Rep. Rick Nolan Sponsors Amendment to Overturn Citizens United

By Pam Martens: February 12, 2013

Yesterday, the nonprofit group, Move to Amend, held a press conference with Congressman  Rick Nolan of Minnesota to announce the introduction of a Constitutional Amendment that would overturn the U.S. Supreme Court decision, Citizens United  v. Federal Election Commission, that put corporate campaign spending on an equal footing with other forms of free speech, effectively removing most limits on the amount of cash corporations can spend on elections.

The proposed amendment will clarify that rights recognized under the Constitution belong to human beings only, and not to government-created artificial legal entities such as corporations and limited liability companies; and political campaign spending is not a form of speech protected under the First Amendment.

Nolan said: “It’s time to take the shaping and molding of public policy out of corporate boardrooms, away from the corporate lobbyists, and put it back in city halls – back with county boards and state legislatures – and back in the Congress where it belongs.”

Move to Amend was formed in 2009 and now has 260,000 people who have signed its petition to overturn Citizens United. It has been involved in helping to pass nearly 500 local resolutions   across the country calling on the state and federal governments to adopt this amendment.

According to Corey Mitchell, writing for the Star Tribune yesterday, big money politics has become so demanding that “During an orientation session, Democratic Congressional Campaign Committee staff recommended that incoming members, as part of a 10-hour work day, spend four hours daily on the phone canvassing for campaign contributions during the congressional session.”

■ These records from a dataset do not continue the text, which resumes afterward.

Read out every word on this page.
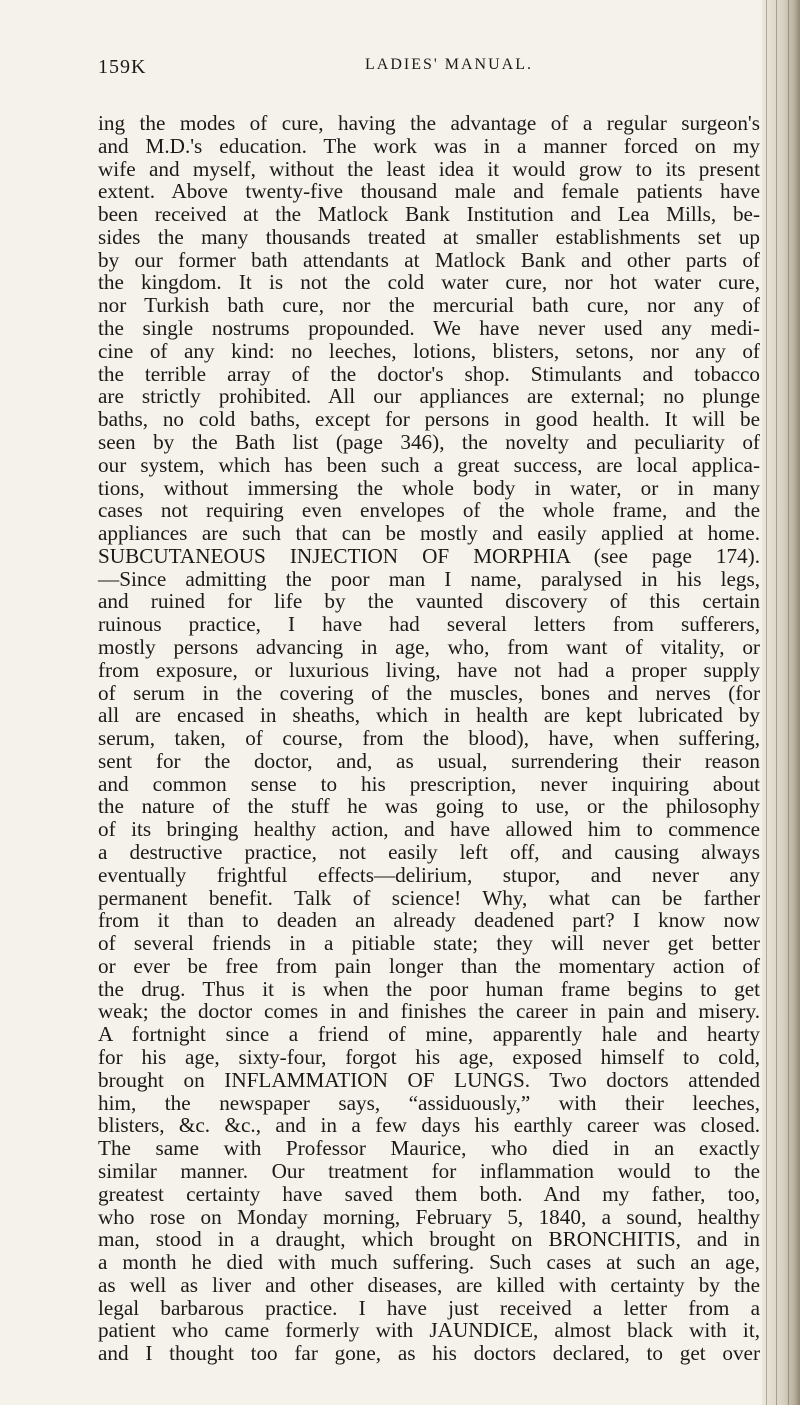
159K	LADIES' MANUAL.
ing the modes of cure, having the advantage of a regular surgeon's
and M.D.'s education. The work was in a manner forced on my
wife and myself, without the least idea it would grow to its present
extent. Above twenty-five thousand male and female patients have
been received at the Matlock Bank Institution and Lea Mills, be-
sides the many thousands treated at smaller establishments set up
by our former bath attendants at Matlock Bank and other parts of
the kingdom. It is not the cold water cure, nor hot water cure,
nor Turkish bath cure, nor the mercurial bath cure, nor any of
the single nostrums propounded. We have never used any medi-
cine of any kind: no leeches, lotions, blisters, setons, nor any of
the terrible array of the doctor's shop. Stimulants and tobacco
are strictly prohibited. All our appliances are external; no plunge
baths, no cold baths, except for persons in good health. It will be
seen by the Bath list (page 346), the novelty and peculiarity of
our system, which has been such a great success, are local applica-
tions, without immersing the whole body in water, or in many
cases not requiring even envelopes of the whole frame, and the
appliances are such that can be mostly and easily applied at home.
SUBCUTANEOUS INJECTION OF MORPHIA (see page 174).
—Since admitting the poor man I name, paralysed in his legs,
and ruined for life by the vaunted discovery of this certain
ruinous practice, I have had several letters from sufferers,
mostly persons advancing in age, who, from want of vitality, or
from exposure, or luxurious living, have not had a proper supply
of serum in the covering of the muscles, bones and nerves (for
all are encased in sheaths, which in health are kept lubricated by
serum, taken, of course, from the blood), have, when suffering,
sent for the doctor, and, as usual, surrendering their reason
and common sense to his prescription, never inquiring about
the nature of the stuff he was going to use, or the philosophy
of its bringing healthy action, and have allowed him to commence
a destructive practice, not easily left off, and causing always
eventually frightful effects—delirium, stupor, and never any
permanent benefit. Talk of science! Why, what can be farther
from it than to deaden an already deadened part? I know now
of several friends in a pitiable state; they will never get better
or ever be free from pain longer than the momentary action of
the drug. Thus it is when the poor human frame begins to get
weak; the doctor comes in and finishes the career in pain and misery.
A fortnight since a friend of mine, apparently hale and hearty
for his age, sixty-four, forgot his age, exposed himself to cold,
brought on INFLAMMATION OF LUNGS. Two doctors attended
him, the newspaper says, “assiduously,” with their leeches,
blisters, &c. &c., and in a few days his earthly career was closed.
The same with Professor Maurice, who died in an exactly
similar manner. Our treatment for inflammation would to the
greatest certainty have saved them both. And my father, too,
who rose on Monday morning, February 5, 1840, a sound, healthy
man, stood in a draught, which brought on BRONCHITIS, and in
a month he died with much suffering. Such cases at such an age,
as well as liver and other diseases, are killed with certainty by the
legal barbarous practice. I have just received a letter from a
patient who came formerly with JAUNDICE, almost black with it,
and I thought too far gone, as his doctors declared, to get over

Nolan told the reporter that when he begins fundraising for 2014, he’ll stick to weekends and evenings and not use his time during the work day, adding: “If it means I’m a one-term congressman, so be it.”

The Move to Amend web site showed the full amendment’s language as follows:

Section 1. [Artificial Entities Such as Corporations Do Not Have Constitutional Rights]

The rights protected by the Constitution of the United States are the rights of natural persons only. Artificial entities established by the laws of any State, the United States, or any foreign state shall have no rights under this Constitution and are subject to regulation by the People, through Federal, State, or local law.

The privileges of artificial entities shall be determined by the People, through Federal, State, or local law, and shall not be construed to be inherent or inalienable.

Section 2. [Money is Not Free Speech]

Federal, State, and local government shall regulate, limit, or prohibit contributions and expenditures, including a candidate’s own contributions and expenditures, to ensure that all citizens, regardless of their economic status, have access to the political process, and that no person gains, as a result of their money, substantially more access or ability to influence in any way the election of any candidate for public office or any ballot measure.

Federal, State, and local government shall require that any permissible contributions and expenditures be publicly disclosed.

The judiciary shall not construe the spending of money to influence elections to be speech under the First Amendment.